Hu struggled to figure out what to say during her streaming events and faced technical problems. To improve her streaming skills, she took online courses. She hosts a streaming session at least once a week. “I’m now a hotelier-turned-live-streamer,” she said, laughing.
Japan’s Avatarin partnered with a subsidiary of Sony in May to distribute hundreds of thousands of avatar robots globally by 2024. It is working on a plan to charge customers, depending on the content of the attraction. “If you can go to a famous pop star’s concert and shake hands through an avatar, for example, the content would be quite expensive, like selling a premium ticket,” said Akira Fukabori, chief executive of the startup.
Fukabori is confident about the market outlook. Last year he and his team hosted a virtual fishing trip for people in Tokyo who, using fishing rods with smart sensors, could feel the tug of fish biting in a pond in Oita, some 1,000 km away.

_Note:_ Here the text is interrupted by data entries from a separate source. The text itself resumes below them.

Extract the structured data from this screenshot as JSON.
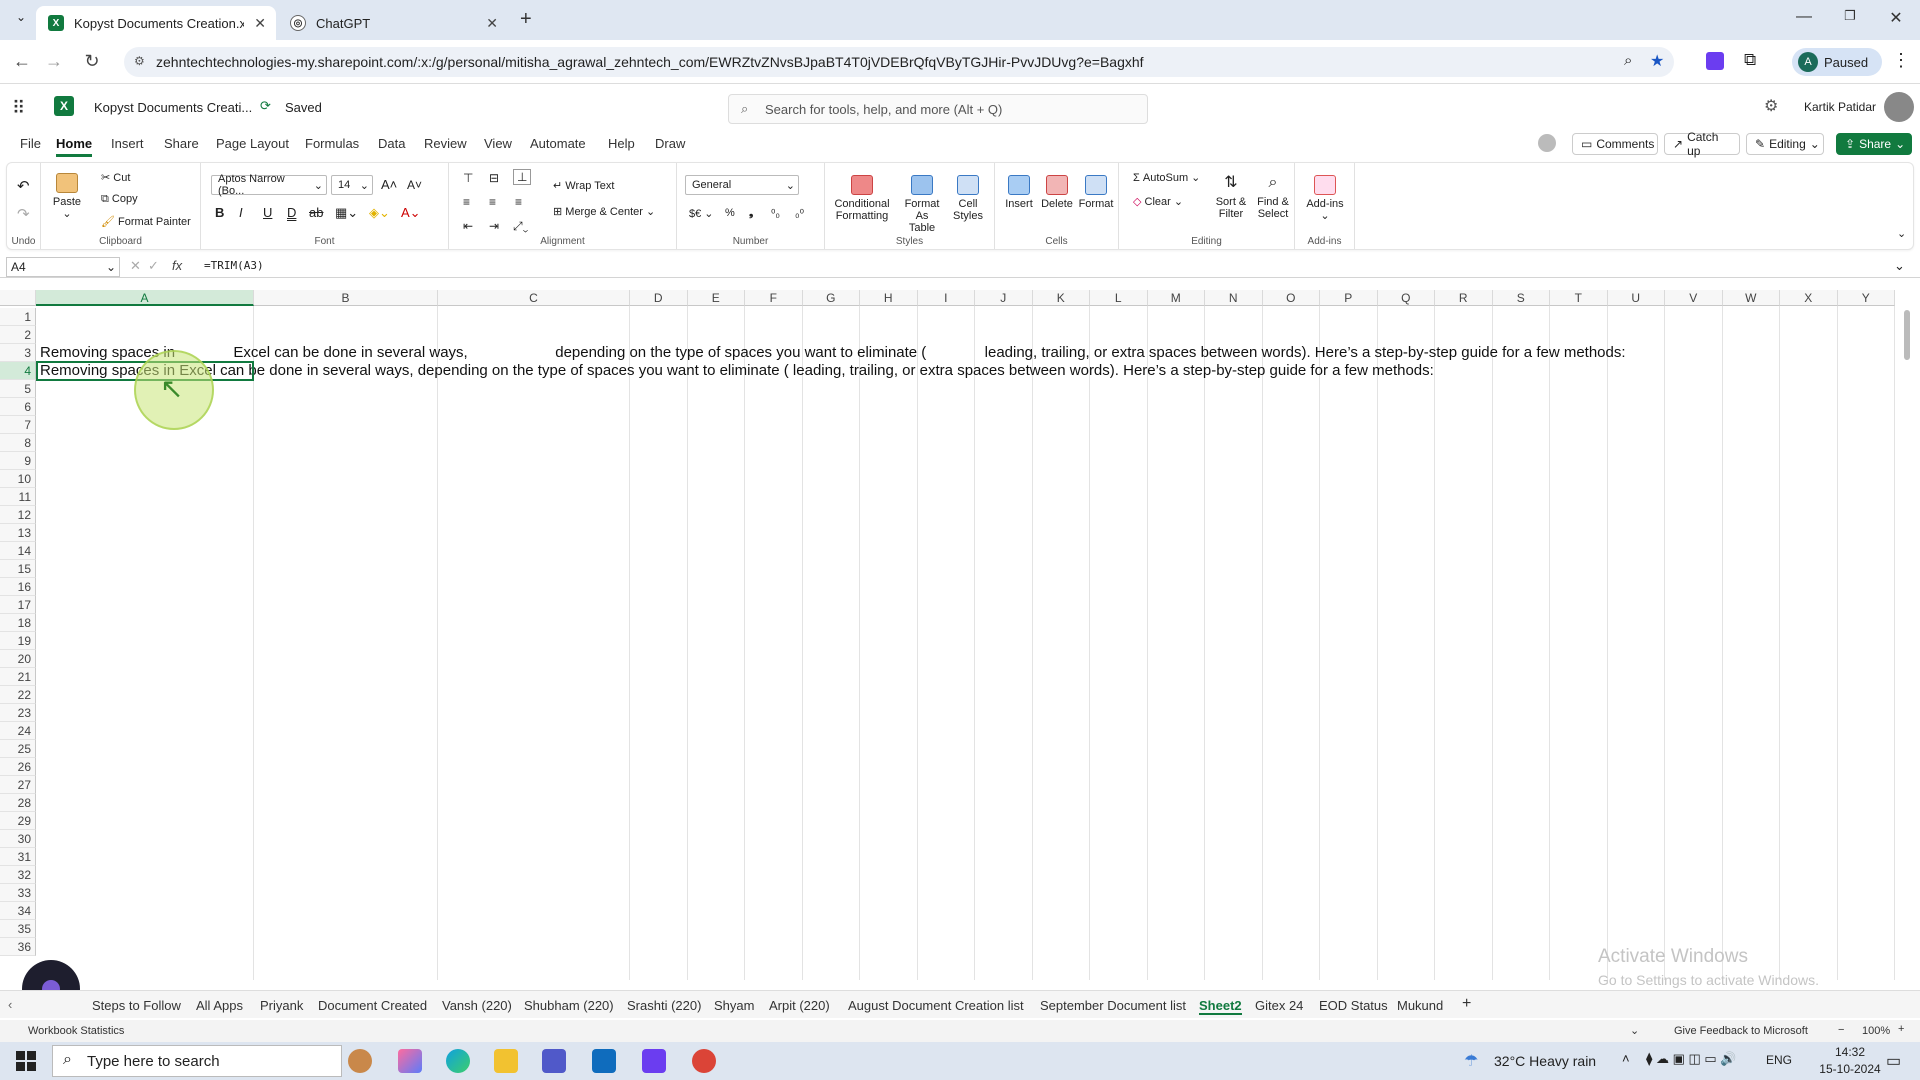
{
  "browser": {
    "tabs": [
      {
        "title": "Kopyst Documents Creation.xlsx"
      },
      {
        "title": "ChatGPT"
      }
    ],
    "new_tab": "+",
    "url": "zehntechtechnologies-my.sharepoint.com/:x:/g/personal/mitisha_agrawal_zehntech_com/EWRZtvZNvsBJpaBT4T0jVDEBrQfqVByTGJHir-PvvJDUvg?e=Bagxhf",
    "profile_letter": "A",
    "profile_status": "Paused"
  },
  "excel": {
    "doc_title": "Kopyst Documents Creati...",
    "save_status": "Saved",
    "search_placeholder": "Search for tools, help, and more (Alt + Q)",
    "user_name": "Kartik Patidar",
    "menu": [
      "File",
      "Home",
      "Insert",
      "Share",
      "Page Layout",
      "Formulas",
      "Data",
      "Review",
      "View",
      "Automate",
      "Help",
      "Draw"
    ],
    "active_menu": "Home",
    "comments": "Comments",
    "catch_up": "Catch up",
    "editing": "Editing",
    "share": "Share"
  },
  "ribbon": {
    "undo_label": "Undo",
    "paste": "Paste",
    "cut": "Cut",
    "copy": "Copy",
    "format_painter": "Format Painter",
    "clipboard_label": "Clipboard",
    "font_name": "Aptos Narrow (Bo...",
    "font_size": "14",
    "font_label": "Font",
    "wrap_text": "Wrap Text",
    "merge_center": "Merge & Center",
    "alignment_label": "Alignment",
    "number_format": "General",
    "number_label": "Number",
    "cond_fmt_1": "Conditional",
    "cond_fmt_2": "Formatting",
    "fmt_table_1": "Format As",
    "fmt_table_2": "Table",
    "cell_styles_1": "Cell",
    "cell_styles_2": "Styles",
    "styles_label": "Styles",
    "insert": "Insert",
    "delete": "Delete",
    "format": "Format",
    "cells_label": "Cells",
    "autosum": "AutoSum",
    "clear": "Clear",
    "sort_1": "Sort &",
    "sort_2": "Filter",
    "find_1": "Find &",
    "find_2": "Select",
    "editing_label": "Editing",
    "addins": "Add-ins",
    "addins_label": "Add-ins"
  },
  "formula_bar": {
    "name_box": "A4",
    "fx": "fx",
    "formula": "=TRIM(A3)"
  },
  "grid": {
    "columns": [
      "A",
      "B",
      "C",
      "D",
      "E",
      "F",
      "G",
      "H",
      "I",
      "J",
      "K",
      "L",
      "M",
      "N",
      "O",
      "P",
      "Q",
      "R",
      "S",
      "T",
      "U",
      "V",
      "W",
      "X",
      "Y"
    ],
    "selected_column": "A",
    "rows": [
      "1",
      "2",
      "3",
      "4",
      "5",
      "6",
      "7",
      "8",
      "9",
      "10",
      "11",
      "12",
      "13",
      "14",
      "15",
      "16",
      "17",
      "18",
      "19",
      "20",
      "21",
      "22",
      "23",
      "24",
      "25",
      "26",
      "27",
      "28",
      "29",
      "30",
      "31",
      "32",
      "33",
      "34",
      "35",
      "36"
    ],
    "selected_row": "4",
    "row3": "Removing spaces in              Excel can be done in several ways,                     depending on the type of spaces you want to eliminate (              leading, trailing, or extra spaces between words). Here’s a step-by-step guide for a few methods:",
    "row4": "Removing spaces in Excel can be done in several ways, depending on the type of spaces you want to eliminate ( leading, trailing, or extra spaces between words). Here’s a step-by-step guide for a few methods:"
  },
  "sheets": {
    "tabs": [
      "Steps to Follow",
      "All Apps",
      "Priyank",
      "Document Created",
      "Vansh (220)",
      "Shubham (220)",
      "Srashti (220)",
      "Shyam",
      "Arpit (220)",
      "August Document Creation list",
      "September Document list",
      "Sheet2",
      "Gitex 24",
      "EOD Status",
      "Mukund"
    ],
    "active": "Sheet2",
    "add": "+"
  },
  "status": {
    "left": "Workbook Statistics",
    "feedback": "Give Feedback to Microsoft",
    "zoom": "100%"
  },
  "watermark": {
    "line1": "Activate Windows",
    "line2": "Go to Settings to activate Windows."
  },
  "taskbar": {
    "search_placeholder": "Type here to search",
    "weather": "32°C  Heavy rain",
    "lang": "ENG",
    "time": "14:32",
    "date": "15-10-2024"
  },
  "colors": {
    "excel_green": "#117a3f",
    "tab_bg": "#dfe7f2",
    "taskbar_bg": "#dde5f0"
  }
}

The Tokyo anglers were invited by Oita’s fishermen to visit in person to enjoy fresh sashimi on-site.
“This human touch really made travelers want to visit the destination,” Fukabori said.
Using an avatar “is not a virtual visit but a real one,” said Kevin Kajitani, Avitarin’s chief operating officer, after expanding the service from fishing to admiring fish in the aquarium. “The avatar offers a new process in tourism: Travelers can choose a location and build relationships with locals even before going there.”